Wohnraum in den begehrten Südwest-Städten ist knapp, der Bedarf riesig. Wer ohnehin am Existenzminimum lebt oder in Not gerät, kann die Mieten nicht bezahlen und landet schlimmstenfalls auf der Straße. Das trifft zunehmend auch Familien.

Wegen der Wohnungsnot in begehrten Regionen Baden-Württembergs sind dort immer mehr Menschen obdachlos.

Karlsruhe: Anstieg im 3 Prozent

In Karlsruhe melden sich seit Jahren um die 60 Familien pro Monat, die Obdach suchen und kurzfristig um Unterkunft bitten. Im Jahr 2012 waren es durchschnittlich nur 20 Familien pro Monat. Ihr Anteil an der Gesamtzahl Obdachloser - in Karlsruhe gibt es rund 600 Plätze - stieg in der Fächerstadt von 13 Prozent im Jahr 2017 auf 16 Prozent im Jahr 2018. Niemand werde abgewiesen, betont die Stadt.

In Stuttgart habe sich vor allem die Zahl der von Wohnungslosigkeit betroffenen Familien in den letzten zehn Jahren vervielfacht, sagte ein Stadtsprecher. Da "normaler" Wohnraum im Anschluss an die Notunterkunft nicht zu bekommen sei, habe sich die Zeit, die die Betroffenen in Unterkünften verbringen, verlängert. Eigentlich sind die Angebote nur für den Notfall gedacht. Aktuell sind in der Stadt derzeit rund 4.200 obdachlose Menschen untergebracht.

Kommunaler Orndungsdionste KOD
Das Hab und Gut eines Obdachlosen im Vorraum einer Bank beim Übernachten. (Archivbild) | Bild: TMC|Carmele Fotografie

In Freiburg wurde Ende vergangenen Jahres nach Worten eines Stadtsprechers ein speziell für Familien eingerichtetes Wohnheim mit 90 Plätzen eröffnet. Die Stadt reagiere damit auf den gleichbleibend hohen Bedarf dieser Klientel. Auch die Nachfrage einzelner Wohnungsloser steige weiter an - allerdings weniger stark als in den Jahren 2016 und 2017.
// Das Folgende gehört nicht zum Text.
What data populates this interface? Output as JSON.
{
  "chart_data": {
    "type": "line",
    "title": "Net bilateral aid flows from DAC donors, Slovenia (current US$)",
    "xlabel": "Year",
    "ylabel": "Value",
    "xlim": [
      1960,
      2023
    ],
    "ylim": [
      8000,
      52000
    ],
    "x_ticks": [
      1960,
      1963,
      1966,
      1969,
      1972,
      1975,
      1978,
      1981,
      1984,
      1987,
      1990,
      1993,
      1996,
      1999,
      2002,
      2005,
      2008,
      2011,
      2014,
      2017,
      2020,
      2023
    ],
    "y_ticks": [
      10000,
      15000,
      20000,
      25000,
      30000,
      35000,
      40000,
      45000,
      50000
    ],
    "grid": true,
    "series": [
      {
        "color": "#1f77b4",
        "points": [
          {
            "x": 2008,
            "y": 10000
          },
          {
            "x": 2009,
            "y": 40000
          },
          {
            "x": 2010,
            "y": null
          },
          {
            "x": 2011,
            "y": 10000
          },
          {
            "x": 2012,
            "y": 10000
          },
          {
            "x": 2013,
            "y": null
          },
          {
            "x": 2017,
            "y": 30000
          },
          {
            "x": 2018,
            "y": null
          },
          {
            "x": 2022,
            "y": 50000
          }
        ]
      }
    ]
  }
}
Zusätzlich mache der Stadt inzwischen ein anderes Phänomen zu schaffen: Menschen, die sich zwar in Lohn und Brot, jedoch mit geringem Verdienst in prekären Arbeitsverhältnissen befinden, nutzten zunehmend Angebote für Wohnungslose. Da diese Menschen zwar in Freiburg Arbeit hätten, dort aber niemals eine Wohnung fänden, seien sie auf diese Form der Unterbringung angewiesen. "Das ist schon besorgniserregend", sagte der Sprecher. Die Fluktuation innerhalb dieser Personengruppe sei hoch, genaue Zahlen gebe es nicht.

Mangel an bezahlbarem Wohnraum

 

"Das Thema "obdachlose Familien" treibt Stadt- und Landkreise deutlich um", sagte dazu David Schmückle, beim Kommunalverband für Jugend und Soziales (KVJS) zuständig für den Bereich Sozialplanung. Im Rahmen eines landesweiten Fachkonzeptes des Landes zur Bekämpfung von Obdachlosigkeit sollten in den kommenden ein bis zwei Jahren Empfehlungen auch für diese Betroffenengruppe erarbeitet werden.

"Der Mangel an bezahlbarem Wohnraum verursacht und verfestigt Wohnungslosigkeit", stellte die Liga der freien Wohlfahrtspflege in Baden-Württemberg (LIGA) in ihrer letzten Stichtagserhebung 2018 fest. Eine vom Sozialministerium in Auftrag gegebene Studie aus dem Jahr 2014 bezifferte die Zahl wohnungsloser Menschen auf rund 22.800. Wie sich die Zahl seitdem entwickelte, sei nicht bekannt, so das Sozialministerium. Inzwischen habe der Bund beschlossen, eine bundeseinheitliche Wohnungsnotfallstatistik zu verfassen.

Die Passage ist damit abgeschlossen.